When Data Is Not Enough

When Data Is Not Enough, illustrative photo

Massive datasets and digital processing are transforming and accelerating science, but there is growing concern that many scientific results may not be trustworthy. Scientific procedures developed over centuries to assure reliable knowledge are sometimes overwhelmed by new ways of generating and processing scientific information. As a result, the scientific community is implementing requirements that help independent researchers reproduce published results, a cornerstone of the scientific method.

For data, the revolution is well under way. Inspired by projects like the Human Genome Project, the National Institutes of Health has provided infrastructure (and funding) for massive repositories of genetic and other data. In this field and others, researchers are expected to make their data available to other researchers.

Yet there is a growing recognition that provisions must also be made for the data-analysis software that supports the conclusions. Policy discussions of reproducibility "almost always talk primarily about data," cautioned Victoria Stodden of the Graduate School of Library and Information Science at the University of Illinois at Urbana-Champaign. "This is a huge gap for computational science."

"There has been an enormous flip in the last 20 years from data collection to data analysis," said Roger Peng at the Johns Hopkins Bloomberg School of Public Health in Baltimore.
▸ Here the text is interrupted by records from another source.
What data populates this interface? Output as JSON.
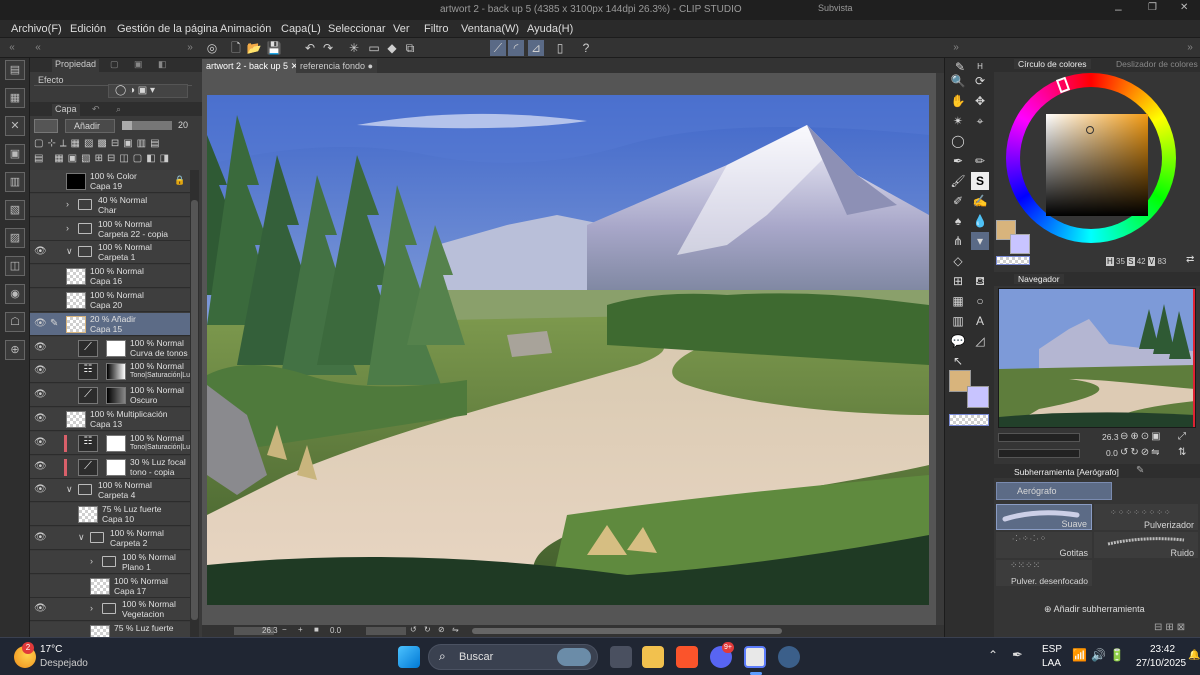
{
  "titlebar": {
    "title": "artwort 2 - back up 5 (4385 x 3100px 144dpi 26.3%)  - CLIP STUDIO",
    "subvista": "Subvista",
    "minimize": "–",
    "restore": "❐",
    "close": "✕"
  },
  "menu": [
    "Archivo(F)",
    "Edición",
    "Gestión de la página",
    "Animación",
    "Capa(L)",
    "Seleccionar",
    "Ver",
    "Filtro",
    "Ventana(W)",
    "Ayuda(H)"
  ],
  "layer_panel": {
    "tab_propiedad": "Propiedad",
    "efecto_label": "Efecto",
    "tab_capa": "Capa",
    "blend_mode": "Añadir",
    "opacity": "20",
    "layers": [
      {
        "line1": "100 % Color",
        "line2": "Capa 19",
        "thumb": "black",
        "visible": false,
        "locked": true,
        "indent": 0,
        "folder": false
      },
      {
        "line1": "40 % Normal",
        "line2": "Char",
        "thumb": "folder",
        "visible": false,
        "indent": 0,
        "folder": true,
        "expanded": false
      },
      {
        "line1": "100 % Normal",
        "line2": "Carpeta 22 - copia",
        "thumb": "folder",
        "visible": false,
        "indent": 0,
        "folder": true,
        "expanded": false
      },
      {
        "line1": "100 % Normal",
        "line2": "Carpeta 1",
        "thumb": "folder",
        "visible": true,
        "indent": 0,
        "folder": true,
        "expanded": true
      },
      {
        "line1": "100 % Normal",
        "line2": "Capa 16",
        "thumb": "checker",
        "visible": false,
        "indent": 0,
        "folder": false
      },
      {
        "line1": "100 % Normal",
        "line2": "Capa 20",
        "thumb": "checker",
        "visible": false,
        "indent": 0,
        "folder": false
      },
      {
        "line1": "20 % Añadir",
        "line2": "Capa 15",
        "thumb": "checker",
        "visible": true,
        "indent": 0,
        "folder": false,
        "selected": true,
        "editing": true
      },
      {
        "line1": "100 % Normal",
        "line2": "Curva de tonos 2",
        "thumb": "curve",
        "visible": true,
        "indent": 1,
        "folder": false,
        "mask": "white"
      },
      {
        "line1": "100 % Normal",
        "line2": "Tono|Saturación|Lu",
        "thumb": "hsl",
        "visible": true,
        "indent": 1,
        "folder": false,
        "mask": "gradient"
      },
      {
        "line1": "100 % Normal",
        "line2": "Oscuro",
        "thumb": "curve",
        "visible": true,
        "indent": 1,
        "folder": false,
        "mask": "dark"
      },
      {
        "line1": "100 % Multiplicación",
        "line2": "Capa 13",
        "thumb": "checker",
        "visible": true,
        "indent": 0,
        "folder": false
      },
      {
        "line1": "100 % Normal",
        "line2": "Tono|Saturación|Lu",
        "thumb": "hsl",
        "visible": true,
        "indent": 1,
        "folder": false,
        "mask": "white",
        "red": true
      },
      {
        "line1": "30 % Luz focal",
        "line2": "tono - copia",
        "thumb": "curve",
        "visible": true,
        "indent": 1,
        "folder": false,
        "mask": "white",
        "red": true
      },
      {
        "line1": "100 % Normal",
        "line2": "Carpeta 4",
        "thumb": "folder",
        "visible": true,
        "indent": 0,
        "folder": true,
        "expanded": true
      },
      {
        "line1": "75 % Luz fuerte",
        "line2": "Capa 10",
        "thumb": "checker",
        "visible": false,
        "indent": 1,
        "folder": false
      },
      {
        "line1": "100 % Normal",
        "line2": "Carpeta 2",
        "thumb": "folder",
        "visible": true,
        "indent": 1,
        "folder": true,
        "expanded": true
      },
      {
        "line1": "100 % Normal",
        "line2": "Plano 1",
        "thumb": "folder",
        "visible": false,
        "indent": 2,
        "folder": true,
        "expanded": false
      },
      {
        "line1": "100 % Normal",
        "line2": "Capa 17",
        "thumb": "checker",
        "visible": false,
        "indent": 2,
        "folder": false
      },
      {
        "line1": "100 % Normal",
        "line2": "Vegetacion",
        "thumb": "folder",
        "visible": true,
        "indent": 2,
        "folder": true,
        "expanded": false
      },
      {
        "line1": "75 % Luz fuerte",
        "line2": "",
        "thumb": "checker",
        "visible": false,
        "indent": 2,
        "folder": false
      }
    ]
  },
  "canvas": {
    "tab_active": "artwort 2 - back up 5",
    "tab_other": "referencia fondo",
    "zoom": "26.3",
    "angle": "0.0"
  },
  "color_panel": {
    "tab_circle": "Círculo de colores",
    "tab_slider": "Deslizador de colores",
    "h_label": "H",
    "h_value": "35",
    "s_label": "S",
    "s_value": "42",
    "v_label": "V",
    "v_value": "83",
    "main_color": "#d8b47c",
    "sub_color": "#c8c4ff",
    "square_hue": "#f29a12"
  },
  "navigator": {
    "tab": "Navegador",
    "zoom": "26.3",
    "angle": "0.0"
  },
  "subtool": {
    "header": "Subherramienta [Aerógrafo]",
    "group": "Aerógrafo",
    "items": [
      "Suave",
      "Pulverizador",
      "Gotitas",
      "Ruido",
      "Pulver. desenfocado"
    ],
    "add_label": "Añadir subherramienta"
  },
  "taskbar": {
    "temperature": "17°C",
    "weather": "Despejado",
    "weather_badge": "2",
    "search": "Buscar",
    "discord_badge": "9+",
    "lang1": "ESP",
    "lang2": "LAA",
    "time": "23:42",
    "date": "27/10/2025"
  }
}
In many fields, the critical challenges now reside in analysis of widely available big datasets, he said. This shift "has happened more quickly than I think most fields have been prepared to deal with."

A Reproducibility Crisis

Reproducibility is always central to science, but especially when data may be fudged. In a recent case, Duke University researchers described a gene "signature" to predict cancer-drug response, which generated enormous interest and even clinical trials at Duke. Excited clinicians at the University of Texas MD Anderson Cancer Center enlisted statisticians Keith Baggerly and Kevin Coombes to confirm the conclusions, but the pair found numerous problems in the data analysis. Eventually the trials were stopped, but only after misrepresentations were found on researcher Anil Potti’s résumé.

Because of the limited published information, this reanalysis required "about 30% of our time for several months," Baggerly said. "This is not a scalable solution." Based on this experience, he said, "It became obvious that improving the reproducibility of reports was an important problem in and of itself," including the posting of code as well as data.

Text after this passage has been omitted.